Chabon’s tale was about a couple of Jewish kids (much like the creators of Superman) who end up making sense of their lives by becoming involved in the Golden Age of the budding medium. The book chronicles the rise and fall of a superhero known as the Escapist, who only existed at this point in the pages of this story.
Naturally, it didn’t stay like that for long. Dark Horse became the publisher gifted with the rights to translate the book into its native territory, and presented two separate projects: THE ESCAPISTS, Brian K. Vaughan’s extrapolation of the same conceits involved in the original story in a modern setting; and MICHAEL CHABON PRESENTS THE AMAZING ADVENTURES OF THE ESCAPIST.
As you might imagine, AMAZING ADVENTURES OF THE ESCAPIST is the only work to date to actually feature superhero adventures of the Escapist, as well as a few of his allies, including Luna Moth. It’s a little surprising in 2012 to report this, and to further acknowledge that Chabon has done little since the release of his own book in the comics field, something e easily could have, in any manner he chose. It is an irony that the champion of comics in the mainstream has shown little interest in them since a very visible show of support. I guess it’s not really for me to judge his decisions. As a contributor to literature in general, he’s arguably more essential.

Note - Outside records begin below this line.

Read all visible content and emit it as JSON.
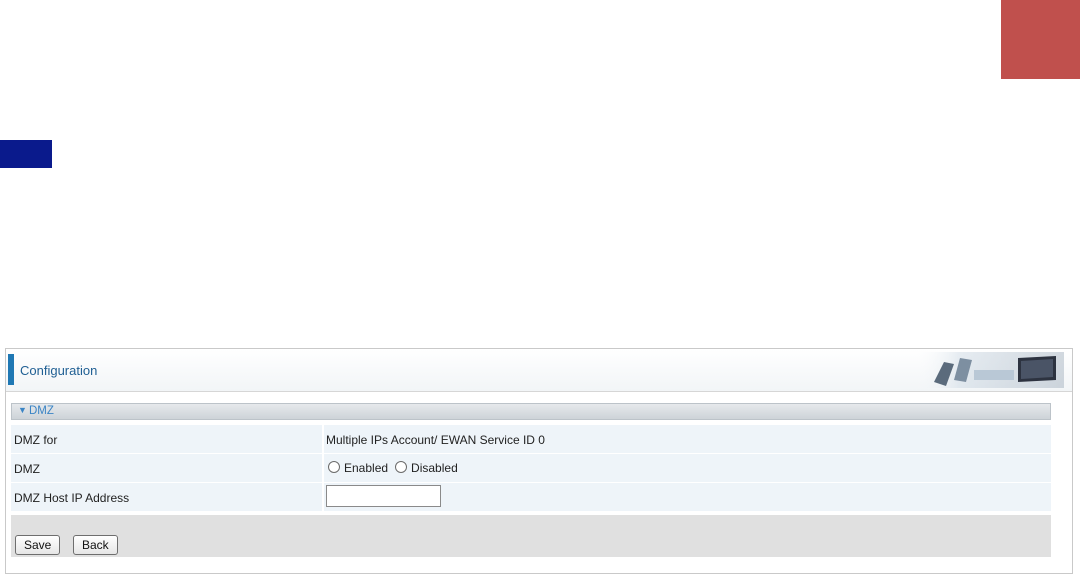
{
  "colors": {
    "corner_block": "#c0504d",
    "nav_block": "#0a1a8c",
    "accent": "#1f78b4",
    "section_text": "#3a84c5"
  },
  "panel": {
    "title": "Configuration",
    "section": {
      "arrow_icon": "caret-down-icon",
      "title": "DMZ"
    },
    "rows": [
      {
        "label": "DMZ for",
        "value": "Multiple IPs Account/ EWAN Service ID 0"
      },
      {
        "label": "DMZ",
        "options": [
          "Enabled",
          "Disabled"
        ],
        "selected": ""
      },
      {
        "label": "DMZ Host IP Address",
        "value": ""
      }
    ],
    "buttons": {
      "save": "Save",
      "back": "Back"
    }
  }
}
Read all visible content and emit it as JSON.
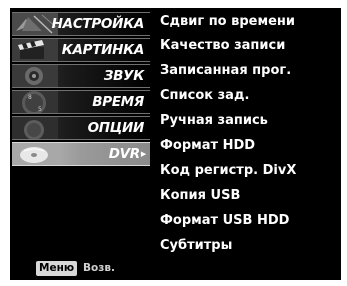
{
  "main_menu": {
    "items": [
      {
        "label": "НАСТРОЙКА",
        "selected": false
      },
      {
        "label": "КАРТИНКА",
        "selected": false
      },
      {
        "label": "ЗВУК",
        "selected": false
      },
      {
        "label": "ВРЕМЯ",
        "selected": false
      },
      {
        "label": "ОПЦИИ",
        "selected": false
      },
      {
        "label": "DVR",
        "selected": true
      }
    ],
    "selected_arrow": "▶"
  },
  "dvr_submenu": {
    "items": [
      "Сдвиг по времени",
      "Качество записи",
      "Записанная прог.",
      "Список зад.",
      "Ручная запись",
      "Формат HDD",
      "Код регистр. DivX",
      "Копия USB",
      "Формат USB HDD",
      "Субтитры"
    ]
  },
  "footer": {
    "menu_key": "Меню",
    "back_label": "Возв."
  },
  "colors": {
    "background": "#000000",
    "text": "#ffffff",
    "selected_item": "#a0a0a0"
  }
}
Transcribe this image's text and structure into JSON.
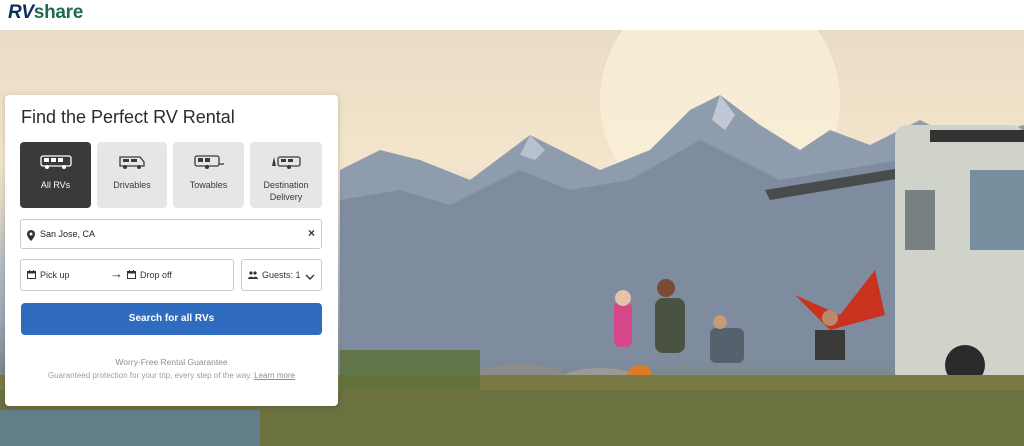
{
  "brand": {
    "logo_rv": "RV",
    "logo_share": "share"
  },
  "search_card": {
    "title": "Find the Perfect RV Rental",
    "rv_types": [
      {
        "label": "All RVs",
        "icon": "motorhome-icon",
        "active": true
      },
      {
        "label": "Drivables",
        "icon": "campervan-icon",
        "active": false
      },
      {
        "label": "Towables",
        "icon": "travel-trailer-icon",
        "active": false
      },
      {
        "label_line1": "Destination",
        "label_line2": "Delivery",
        "icon": "delivered-trailer-icon",
        "active": false
      }
    ],
    "location": {
      "value": "San Jose, CA",
      "clear": "×"
    },
    "dates": {
      "pickup": "Pick up",
      "arrow": "→",
      "dropoff": "Drop off"
    },
    "guests": {
      "label": "Guests: 1"
    },
    "search_button": "Search for all RVs",
    "guarantee_title": "Worry-Free Rental Guarantee",
    "guarantee_text": "Guaranteed protection for your trip, every step of the way.",
    "learn_more": "Learn more"
  },
  "colors": {
    "brand_green": "#1f6b4f",
    "brand_navy": "#0d2e5c",
    "primary_button": "#2f6cbf",
    "active_tile": "#3a3a3a"
  }
}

What to make of actual comics featuring a superhero with a fake lineage and pedigree? It’s a little surreal, especially as the Escapist chiefly battles vague notions of freedom and against the forces of a conspiracy known as the Iron Chain, rather than conventional notions of supervillains. In this collection, it’s stressed that the Escapist is himself a product of legacy, much in the same way so many DC characters are (which makes it all the more ironic that in the fictional versions of his publication history that litter this volume, frequent reference is made to DC’s legal battles against the character, in the same way Captain Marvel faced the music in his similarities to Superman). It’s a little funny to have the constant suggestion that these stories are “reprints,” even though the styles are never accurate to their intended eras. It’s a fun conceit, and I don’t mean to quibble, but it’s a legitimate observation.